Originaltitel: Sambre, tome 6 -  La mer vue du Purgatoire ...
Autor: Yslaire
Übersetzer: Marcel Le Comte
Illustration: Yslaire
Verlag: Carlsen Comics
Erschienen: Mai 2012
ISBN: 978-3-551-77947-2
Seitenzahl: 58 Seiten + Anhang
Altersgruppe: ab 16 Jahren (Empfehlung des Rezensenten)

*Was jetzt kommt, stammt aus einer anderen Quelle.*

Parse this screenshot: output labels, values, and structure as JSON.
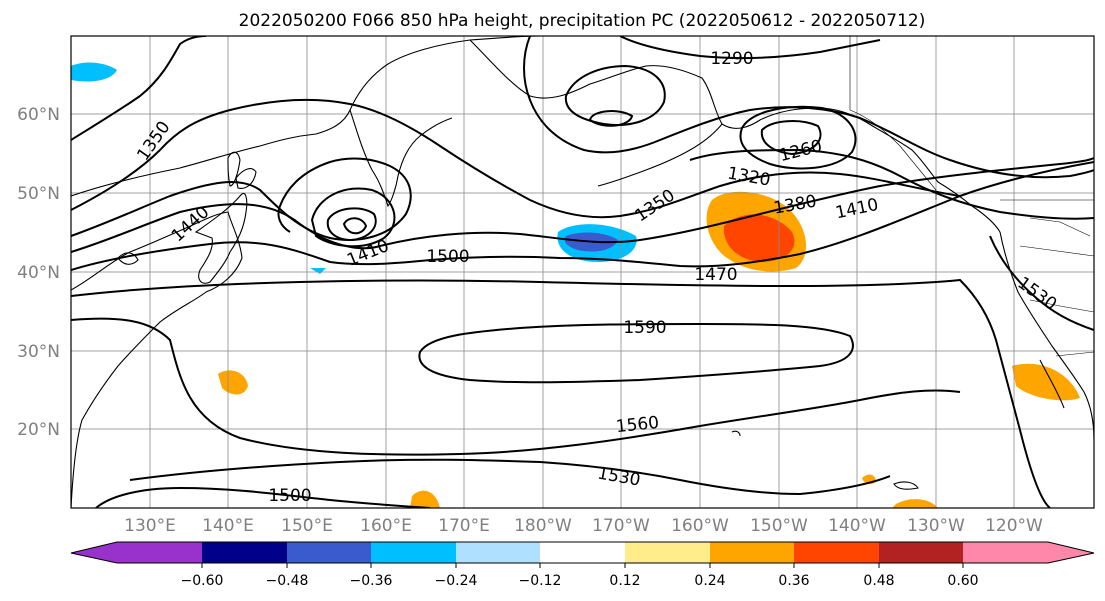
{
  "title": "2022050200 F066 850 hPa height, precipitation PC (2022050612 - 2022050712)",
  "lat_labels": [
    "60°N",
    "50°N",
    "40°N",
    "30°N",
    "20°N"
  ],
  "lon_labels": [
    "130°E",
    "140°E",
    "150°E",
    "160°E",
    "170°E",
    "180°W",
    "170°W",
    "160°W",
    "150°W",
    "140°W",
    "130°W",
    "120°W"
  ],
  "contour_labels": [
    "1290",
    "1260",
    "1320",
    "1350",
    "1380",
    "1410",
    "1350",
    "1440",
    "1410",
    "1500",
    "1470",
    "1530",
    "1590",
    "1560",
    "1530",
    "1500"
  ],
  "colorbar": {
    "colors": [
      "#9932cc",
      "#00008b",
      "#3a5bcd",
      "#00bfff",
      "#b0e0ff",
      "#ffffff",
      "#ffec8b",
      "#ffa500",
      "#ff4500",
      "#b22222",
      "#ff88aa"
    ],
    "tick_labels": [
      "−0.60",
      "−0.48",
      "−0.36",
      "−0.24",
      "−0.12",
      "0.12",
      "0.24",
      "0.36",
      "0.48",
      "0.60"
    ]
  },
  "icons": {
    "map": "north-pacific-map",
    "colorbar": "colorbar-extend-both"
  }
}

Die Grundidee der Handlung
Als eine der wenigen Überlebenden des schweren Schiffsunglücks zeigt sich zum wiederhorten Mal: Julie ist verdammt zum Leben, obwohl sie selbst sich nichts mehr herbeisehnt als zu sterben. Es erscheint wie ein Wunder, dass die einzigen zwei Bewohner des Leuchtturms auf der Insel Little Skyvore sie des Nachts, mitten im Sturm an die Klippen angespült, entdecken – mehr tot als lebend. Adam Scott Shagreen, der Leuchtturmwärter, umsorgt sie rührend, doch kann Julie auf dieser winzigen Inselklippe ihren Frieden finden, zumal die französischen Behörden schon eifrig nach jedem einzelnen überlebenden Sträfling des Schiffsunglücks suchen?

Nach dem inhaltlich eher lauen Vorgänger ist dieser Teil erfreulicherweise wieder sehr spannend und mitreißend erzählt. Ich empfand ihn als einen der besten Sambre-Bände überhaupt, ein wenig schade ist nur, dass der Handlungsstrang um Julies Sohn, Bernard-Marie, stark vernachlässigt wird. Ist seine Rolle etwa nur darauf beschränkt, mit seinen Visionen als Bindeglied zwischen den alten und den neuen Bänden zu fungieren? Die Fortsetzung wird es zeigen.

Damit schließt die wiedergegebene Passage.